Supreme Court allows DOGE to access Social Security records

The Supreme Court handed a win to President Donald Trump’s Department of Government Efficiency on Friday, granting the efficiency unit access to records at the Social Security Administration.
The unsigned opinion provides the Elon Musk-associated DOGE with even more access to sensitive government information to fulfill its mission of making government more efficient. Just last month, the team also gained access to payment systems at the Department of Treasury. The ruling also comes at an awkward time for the DOGE, as Musk — its creator — and Trump are in the midst of an apparent falling out on social media.
Per the decision, a majority of the justices voted to grant the administration’s request to stay a lower court decision and concluded that “SSA may proceed to afford members of the SSA DOGE Team access to the agency records in question in order for those members to do their work.”
While the full vote tally isn’t known, the court said Justices Elena Kagan, Ketanji Brown Jackson and Sonia Sotomayor — its three liberals — would have denied the government’s application for a stay.
In a dissent, Jackson sharply criticized the majority, arguing that granting the stay permits “the Government to give unfettered data access to DOGE regardless—despite its failure to show any need or any interest in complying with existing privacy safeguards, and all before we know for sure whether federal law countenances such access.”
Jackson, who was joined by Sotomayor in her dissent, further said that the court has decided “to relieve the Government of the standard obligations, jettisoning careful judicial decisionmaking and creating grave privacy risks for millions of Americans in the process.”
Simultaneously on Friday, the Supreme Court handed a second win to the DOGE, shielding it from producing documents as part of a discovery process in a Freedom of Information Act lawsuit. That decision built upon a temporary halt the court placed on the lower court ruling last month and remands the case to the U.S. Court of Appeals for the D.C. Circuit. The justices directed the appellate court to more narrowly tailor its discovery order consistent with the high court’s decision.
In that instance, too, Jackson, Sotomayor, and Kagan would have denied the government’s application.
The SSA decision came in a case brought by a coalition of unions and organizations who alleged that providing personal data to the DOGE was unlawful under federal privacy and administrative procedure laws and was in contrast with the agency’s commitment to privacy of personal information, among other things.
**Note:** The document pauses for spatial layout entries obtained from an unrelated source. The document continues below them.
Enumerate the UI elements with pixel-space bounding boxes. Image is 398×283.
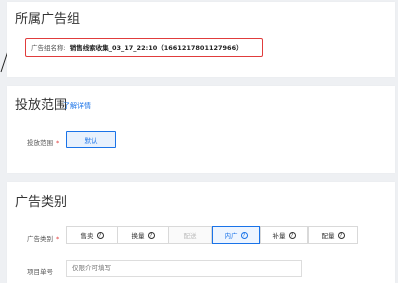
category-option-internal[interactable]: 内广? — [212, 226, 260, 244]
category-option-allocation[interactable]: 配量? — [308, 226, 358, 244]
category-option-label: 补量 — [272, 232, 286, 240]
scope-card: 投放范围 了解详情 投放范围 * 默认 — [7, 86, 395, 173]
category-option-label: 配量 — [321, 232, 335, 240]
scope-section-title: 投放范围 — [15, 98, 68, 113]
category-option-label: 内广 — [224, 232, 238, 240]
category-option-exchange[interactable]: 换量? — [117, 226, 169, 244]
help-icon[interactable]: ? — [147, 231, 155, 239]
scope-label-text: 投放范围 — [27, 139, 53, 147]
ad-group-name-value: 销售线索收集_03_17_22:10（1661217801127966） — [69, 44, 243, 52]
category-option-label: 售卖 — [80, 232, 94, 240]
item-number-label: 项目单号 — [27, 268, 53, 276]
help-icon[interactable]: ? — [240, 231, 248, 239]
category-option-supplement[interactable]: 补量? — [260, 226, 308, 244]
help-icon[interactable]: ? — [288, 231, 296, 239]
scope-field-label: 投放范围 * — [27, 137, 59, 147]
category-label-text: 广告类别 — [27, 235, 53, 243]
ad-group-name-row: 广告组名称: 销售线索收集_03_17_22:10（166121780112796… — [31, 44, 243, 52]
item-number-input[interactable] — [66, 260, 302, 277]
help-icon[interactable]: ? — [96, 231, 104, 239]
learn-more-link[interactable]: 了解详情 — [63, 101, 91, 111]
category-section-title: 广告类别 — [15, 195, 68, 210]
scope-default-option[interactable]: 默认 — [66, 131, 116, 148]
required-mark: * — [56, 235, 60, 243]
category-card: 广告类别 广告类别 * 售卖? 换量? 配送 内广? 补量? 配量? 项目单号 — [7, 182, 395, 283]
category-field-label: 广告类别 * — [27, 233, 59, 243]
ad-group-name-label: 广告组名称: — [31, 44, 66, 52]
category-option-label: 换量 — [131, 232, 145, 240]
category-option-sale[interactable]: 售卖? — [66, 226, 118, 244]
category-option-label: 配送 — [183, 232, 197, 240]
help-icon[interactable]: ? — [337, 231, 345, 239]
ad-group-card: 所属广告组 广告组名称: 销售线索收集_03_17_22:10（166121780… — [7, 2, 395, 77]
category-option-delivery: 配送 — [168, 226, 212, 244]
required-mark: * — [56, 139, 60, 147]
ad-creation-page: 所属广告组 广告组名称: 销售线索收集_03_17_22:10（166121780… — [0, 0, 398, 283]
ad-group-section-title: 所属广告组 — [15, 12, 81, 27]
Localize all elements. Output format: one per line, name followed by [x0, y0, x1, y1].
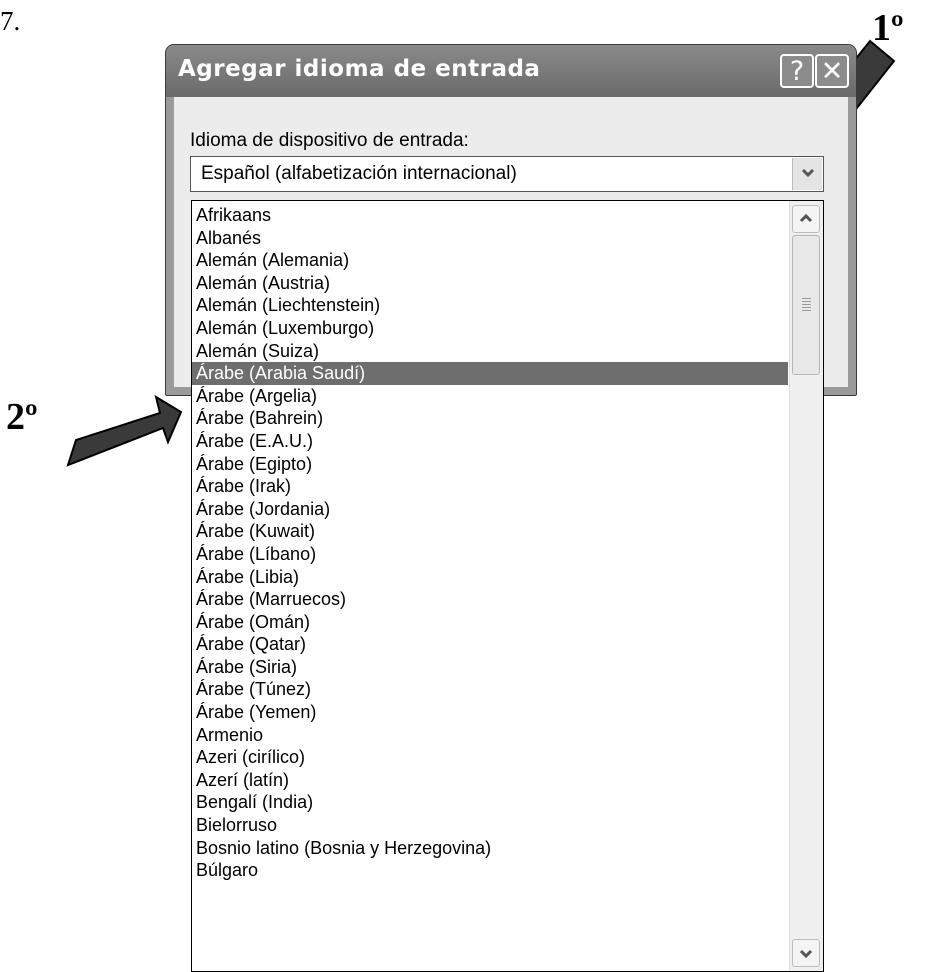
list-item[interactable]: Árabe (Túnez) — [192, 678, 788, 701]
input-language-combobox[interactable]: Español (alfabetización internacional) — [190, 156, 824, 192]
arrow-2-icon — [66, 394, 183, 467]
thumb-grip — [802, 298, 811, 312]
list-item[interactable]: Árabe (Irak) — [192, 475, 788, 498]
list-item[interactable]: Árabe (Libia) — [192, 566, 788, 589]
list-item[interactable]: Albanés — [192, 227, 788, 250]
list-item[interactable]: Afrikaans — [192, 204, 788, 227]
list-item[interactable]: Alemán (Austria) — [192, 272, 788, 295]
list-item[interactable]: Árabe (Qatar) — [192, 633, 788, 656]
help-button[interactable]: ? — [780, 54, 814, 88]
list-item[interactable]: Alemán (Alemania) — [192, 249, 788, 272]
dialog-title: Agregar idioma de entrada — [178, 56, 541, 82]
input-language-label: Idioma de dispositivo de entrada: — [190, 130, 469, 151]
list-item[interactable]: Árabe (Siria) — [192, 656, 788, 679]
scroll-up-button[interactable] — [792, 205, 820, 233]
list-item[interactable]: Árabe (Kuwait) — [192, 520, 788, 543]
list-item[interactable]: Armenio — [192, 724, 788, 747]
language-list: Afrikaans Albanés Alemán (Alemania) Alemán … — [192, 204, 788, 882]
combobox-value: Español (alfabetización internacional) — [201, 163, 517, 184]
chevron-down-icon — [801, 168, 815, 178]
chevron-down-icon — [799, 949, 813, 959]
combobox-dropdown-button[interactable] — [792, 158, 822, 190]
list-item[interactable]: Árabe (Egipto) — [192, 453, 788, 476]
list-item[interactable]: Alemán (Liechtenstein) — [192, 294, 788, 317]
list-item[interactable]: Árabe (Líbano) — [192, 543, 788, 566]
list-item[interactable]: Árabe (Omán) — [192, 611, 788, 634]
list-item[interactable]: Alemán (Suiza) — [192, 340, 788, 363]
chevron-up-icon — [799, 213, 813, 223]
list-item[interactable]: Bengalí (India) — [192, 791, 788, 814]
list-item[interactable]: Árabe (Marruecos) — [192, 588, 788, 611]
help-icon: ? — [789, 56, 805, 87]
list-item[interactable]: Árabe (Argelia) — [192, 385, 788, 408]
list-item[interactable]: Azeri (cirílico) — [192, 746, 788, 769]
close-button[interactable]: ✕ — [815, 54, 849, 88]
list-item[interactable]: Árabe (Bahrein) — [192, 407, 788, 430]
list-item[interactable]: Bielorruso — [192, 814, 788, 837]
list-item[interactable]: Azerí (latín) — [192, 769, 788, 792]
list-item[interactable]: Árabe (Jordania) — [192, 498, 788, 521]
list-item[interactable]: Búlgaro — [192, 859, 788, 882]
list-item[interactable]: Bosnio latino (Bosnia y Herzegovina) — [192, 837, 788, 860]
list-item[interactable]: Árabe (Arabia Saudí) — [192, 362, 788, 385]
scroll-thumb[interactable] — [792, 235, 820, 375]
list-item[interactable]: Árabe (E.A.U.) — [192, 430, 788, 453]
list-item[interactable]: Alemán (Luxemburgo) — [192, 317, 788, 340]
close-icon: ✕ — [820, 56, 844, 87]
vertical-scrollbar[interactable] — [789, 201, 823, 971]
language-dropdown-list[interactable]: Afrikaans Albanés Alemán (Alemania) Alemán … — [191, 200, 824, 972]
dialog-titlebar[interactable]: Agregar idioma de entrada ? ✕ — [166, 45, 856, 97]
list-item[interactable]: Árabe (Yemen) — [192, 701, 788, 724]
scroll-down-button[interactable] — [792, 939, 820, 967]
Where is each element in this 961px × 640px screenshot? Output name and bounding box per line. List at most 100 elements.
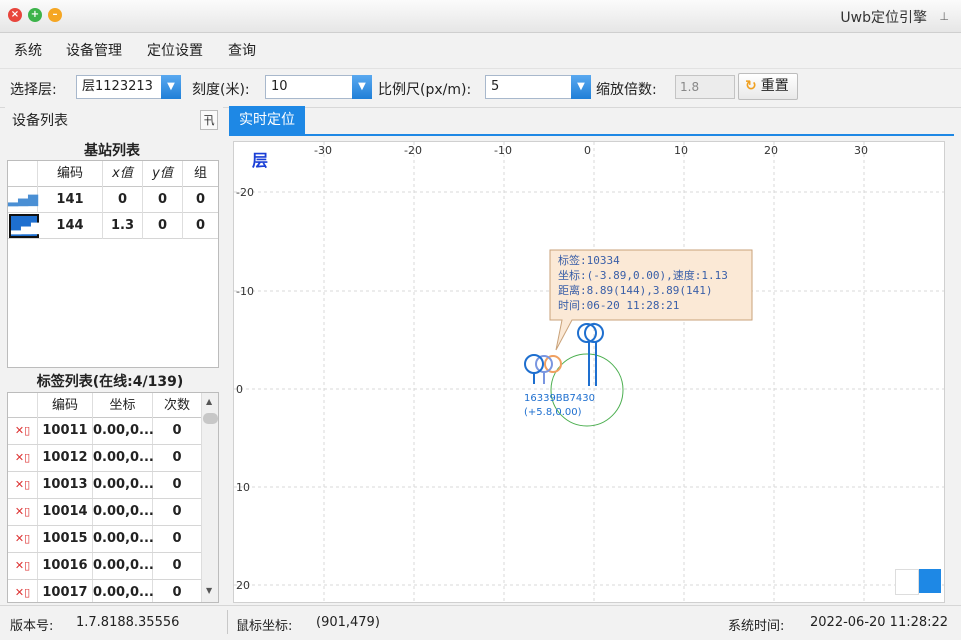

Judge Ellen Hollander of the U.S. District Court for the District of Maryland in March sided with those plaintiffs, blocking DOGE from the records and ordering that the team must delete non-anonymized information they accessed. And in May, the Fourth Circuit kept Hollander’s preliminary injunction in place in a 9-4 decision.
In response to the Supreme Court’s Friday ruling, Democracy Forward — which represents the plaintiffs in the litigation — said: “ This a sad day for our democracy and a scary day for millions of people. This ruling will enable President Trump and DOGE’s affiliates to steal Americans’ private and personal data. Elon Musk may have left Washington, D.C., but his impact continues to harm millions of people.”
The plaintiffs are the American Federation of State, County and Municipal Employees, the American Federation of Teachers, and the Alliance for Retired Americans.
This story was updated with a comment from Democracy Forward.